Lower-than-anticipated market acceptance of Ford’s new or existing products. Although we conduct
extensive market research before launching new or refreshed vehicles, many factors both within and outside our
control affect the success of new or existing products in the marketplace. Offering vehicles that customers want and
value can mitigate the risks of increasing price competition and declining demand, but vehicles that are perceived to be
less desirable (whether in terms of price, quality, styling, safety, overall value, fuel efficiency, or other attributes) can
exacerbate these risks. For example, if a new model were to experience quality issues at the time of launch, the
vehicle’s perceived quality could be affected even after the issues had been corrected, resulting in lower sales
volumes, market share, and profitability. In addition, with increased consumer interconnectedness through the internet,
social media, and other media, mere allegations relating to quality, safety, fuel efficiency, corporate social responsibility,
or other key attributes can negatively impact our reputation or market acceptance of our products, even where such
allegations prove to be inaccurate or unfounded.

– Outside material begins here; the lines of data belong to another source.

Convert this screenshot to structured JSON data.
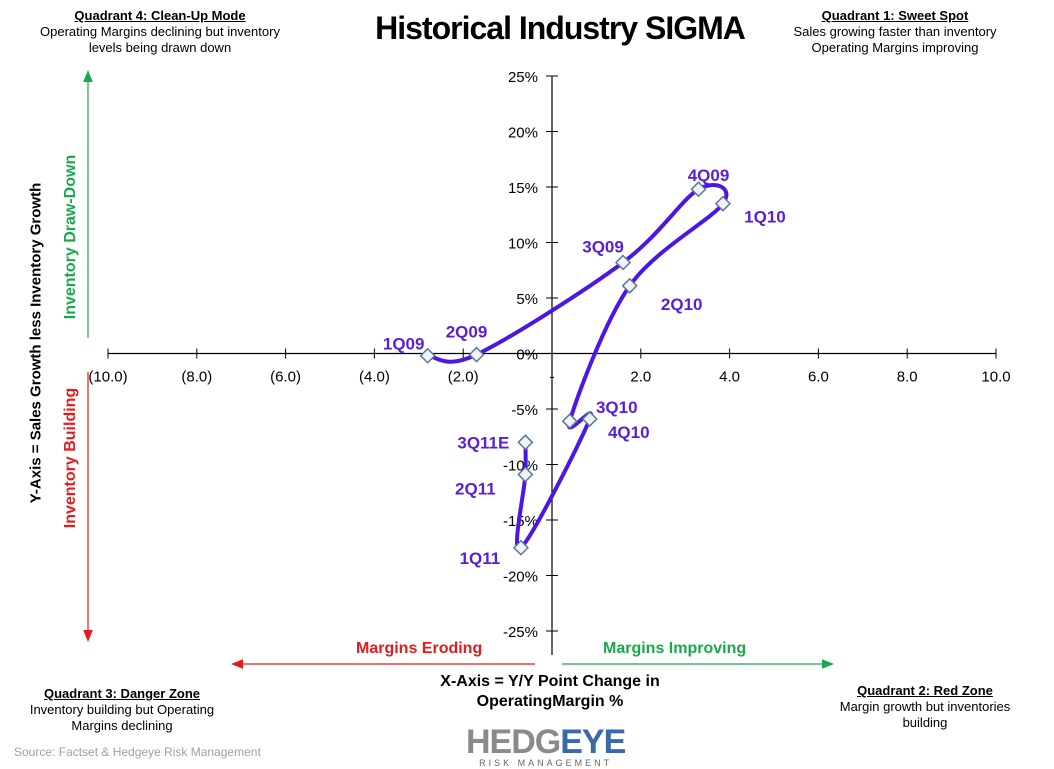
{
  "title": "Historical Industry SIGMA",
  "quadrants": {
    "q4": {
      "title": "Quadrant 4: Clean-Up Mode",
      "line1": "Operating Margins declining but inventory",
      "line2": "levels being drawn down"
    },
    "q1": {
      "title": "Quadrant 1: Sweet Spot",
      "line1": "Sales growing faster than  inventory",
      "line2": "Operating Margins improving"
    },
    "q3": {
      "title": "Quadrant 3: Danger Zone",
      "line1": "Inventory building  but Operating",
      "line2": "Margins declining"
    },
    "q2": {
      "title": "Quadrant 2: Red Zone",
      "line1": "Margin growth but inventories",
      "line2": "building"
    }
  },
  "annotations": {
    "y_axis_title": "Y-Axis = Sales Growth less Inventory Growth",
    "inventory_drawdown": "Inventory Draw-Down",
    "inventory_building": "Inventory Building",
    "margins_eroding": "Margins Eroding",
    "margins_improving": "Margins Improving",
    "x_axis_title_line1": "X-Axis = Y/Y Point Change in",
    "x_axis_title_line2": "OperatingMargin %"
  },
  "colors": {
    "series": "#4b16e6",
    "label": "#5a1ed8",
    "green": "#1aa84a",
    "red": "#e51a1a"
  },
  "source": "Source: Factset & Hedgeye Risk Management",
  "logo": {
    "word1": "HEDG",
    "word2": "EYE",
    "tagline": "RISK MANAGEMENT"
  },
  "chart_data": {
    "type": "line",
    "title": "Historical Industry SIGMA",
    "xlabel": "X-Axis = Y/Y Point Change in OperatingMargin %",
    "ylabel": "Y-Axis = Sales Growth less Inventory Growth",
    "xlim": [
      -10,
      10
    ],
    "ylim": [
      -25,
      25
    ],
    "x_ticks": [
      "(10.0)",
      "(8.0)",
      "(6.0)",
      "(4.0)",
      "(2.0)",
      "-",
      "2.0",
      "4.0",
      "6.0",
      "8.0",
      "10.0"
    ],
    "x_tick_values": [
      -10,
      -8,
      -6,
      -4,
      -2,
      0,
      2,
      4,
      6,
      8,
      10
    ],
    "y_ticks": [
      "25%",
      "20%",
      "15%",
      "10%",
      "5%",
      "0%",
      "-5%",
      "-10%",
      "-15%",
      "-20%",
      "-25%"
    ],
    "y_tick_values": [
      25,
      20,
      15,
      10,
      5,
      0,
      -5,
      -10,
      -15,
      -20,
      -25
    ],
    "grid": false,
    "smoothed": true,
    "points": [
      {
        "label": "1Q09",
        "x": -2.8,
        "y": -0.2
      },
      {
        "label": "2Q09",
        "x": -1.7,
        "y": -0.1
      },
      {
        "label": "3Q09",
        "x": 1.6,
        "y": 8.2
      },
      {
        "label": "4Q09",
        "x": 3.3,
        "y": 14.8
      },
      {
        "label": "1Q10",
        "x": 3.85,
        "y": 13.5
      },
      {
        "label": "2Q10",
        "x": 1.75,
        "y": 6.1
      },
      {
        "label": "3Q10",
        "x": 0.4,
        "y": -6.1
      },
      {
        "label": "4Q10",
        "x": 0.85,
        "y": -5.9
      },
      {
        "label": "1Q11",
        "x": -0.7,
        "y": -17.5
      },
      {
        "label": "2Q11",
        "x": -0.6,
        "y": -10.9
      },
      {
        "label": "3Q11E",
        "x": -0.6,
        "y": -8.0
      }
    ]
  }
}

Market shift away from sales of larger, more profitable vehicles beyond Ford’s current planning
assumption, particularly in the United States. A shift in consumer preferences away from larger, more profitable
vehicles at levels beyond our current planning assumption could result in an immediate and substantial adverse impact
on our financial condition and results of operations. Although we have a balanced portfolio of small, medium, and large
cars, utilities, and trucks with competitive fuel efficiency, a shift in consumer preferences away from sales of larger,
more profitable vehicles at levels greater than our current planning assumption—whether because of spiking fuel
prices, a decline in the construction industry, government actions or incentives, or other reasons—still could have a
substantial adverse effect on our financial condition and results of operations.
An increase in or continued volatility of fuel prices, or reduced availability of fuel. An increase in fuel prices,
continued price volatility, or reduced availability of fuel, particularly in the United States, could result in weakening of
demand for relatively more-profitable large cars, utilities, and trucks, while increasing demand for relatively less-
profitable small vehicles. Continuation or acceleration of such a trend beyond our current planning assumption, or
volatility in demand across segments, could have a substantial adverse effect on our financial condition and results of
operations.
Continued or increased price competition resulting from industry excess capacity, currency fluctuations,
or other factors. The global automotive industry is intensely competitive, with manufacturing capacity far exceeding
current demand. According to the January 2015 report issued by IHS Automotive, the global automotive industry is
estimated to have had excess capacity of about 29 million units in 2014. Industry overcapacity has resulted in many
manufacturers offering marketing incentives on vehicles in an attempt to maintain and grow market share; these
incentives historically have included a combination of subsidized financing or leasing programs, price rebates, and
other incentives. As a result, we are not necessarily able to set our prices to offset higher costs of marketing
incentives, commodity or other cost increases, or the impact of adverse currency fluctuations, including pricing
advantages foreign competitors may have because of their weaker home market currencies. Continuation of or
increased excess capacity could have a substantial adverse effect on our financial condition and results of operations.